I don't think I would have missed a dozen Eastern bluebirds perched on plants in an open field...
 ...but the bluebirds didn't notice this sly fox until it was too late as I witnessed it leaping up to capture one of the bluebirds and then sneaking off into the woods with bird in mouth.If I hadn't stopped to admire the bluebirds I would have missed the fox and the whole scene (mixed feelings about that).
 I usually find waxwings by hearing their zzzz sounds but I just happened to look up one more time before leaving the park to see this silent Cedar Waxwing, my first of the year.
 I asked several birders at the fairgrounds if they had seen any snipe to which they said no. It's easy to see how you could miss this one standing silent in the tall grass. I was about ready to call it a day when I just happen to glance in the right direction.
After 15 minutes of observing through a spotting scope all I saw was Ring-necked Ducks and Wood Ducks. If I had left a minute earlier, I never would have seen this Northern Shoveler emerge from a hidden area set way back in the woods.

It's not always easy to slow your pace down when your birding, especially when you're seeing the usual suspects but birding at a slow pace often pays dividends.

Wednesday, March 16, 2016

Do Birders Take Birding Too Seriously?

bird in above photo: Irish Pintail
Sometimes when I'm out bird watching (oops I'm supposed to say birding) I find that birders can be just as interesting as the birds themselves. I know some birders that can tell me the date of their first of year oriole in 1962. There are birders that will not let a bird pass by in flight without checking it. Some will spend hours studying every bird in a flock just to pick out a rarity. Listers will travel great distances just to add a new bird to their list. So do birders take birding too seriously?

I think some non-birders would answer yes to that question. Part of the reason might be that birders stand out in the crowd with their binoculars and other equipment pointing in every direction. For example, gourmet cooking is a popular hobby for many but you don't see people walking around a park with frying pans hanging from their neck and bullet belts filled with spices.

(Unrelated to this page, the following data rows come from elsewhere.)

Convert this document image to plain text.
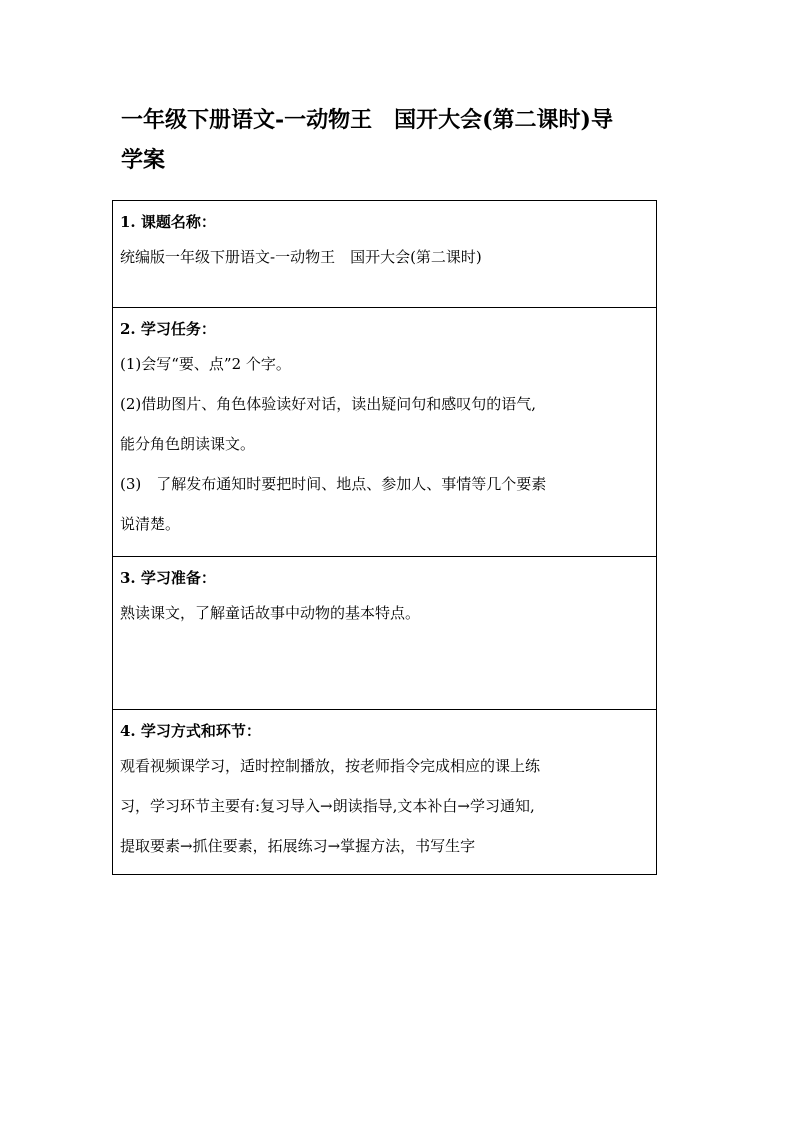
一年级下册语文-一动物王　国开大会(第二课时)导
学案
1. 课题名称：
统编版一年级下册语文-一动物王　国开大会(第二课时)

2. 学习任务：
(1)会写“要、点”2 个字。
(2)借助图片、角色体验读好对话，读出疑问句和感叹句的语气,
能分角色朗读课文。
(3)　了解发布通知时要把时间、地点、参加人、事情等几个要素
说清楚。

3. 学习准备：
熟读课文，了解童话故事中动物的基本特点。

4. 学习方式和环节：
观看视频课学习，适时控制播放，按老师指令完成相应的课上练
习，学习环节主要有:复习导入→朗读指导,文本补白→学习通知,
提取要素→抓住要素，拓展练习→掌握方法，书写生字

If you take look at life from an outside point of view I think that you could say that we take a lot of things too seriously. After all, all we really need is food, shelter, etc. to stay alive but our every day lives become so much more complex than that. We do need to keep ourselves engaged and entertained though. Some people like to  excel at things, compete, or just like being outdoors appreciating nature's beauty. On occasion, I have run into some birders that stress themselves about whether or not they are following proper birders protocol.That might be an example of how we could take birding too seriously but I think as long as we are enjoying ourselves then we're on the right track.

Thursday, March 3, 2016

Stared Down By A Merlin

 I went down to the shoreline this weekend looking for shorebirds but was stopped in my tracks when I came face to face with a Merlin.
We stared each other down for at least a minute as we both sat perfectly still.
No one was going to come between her and a meal. Not even a birder with a camera.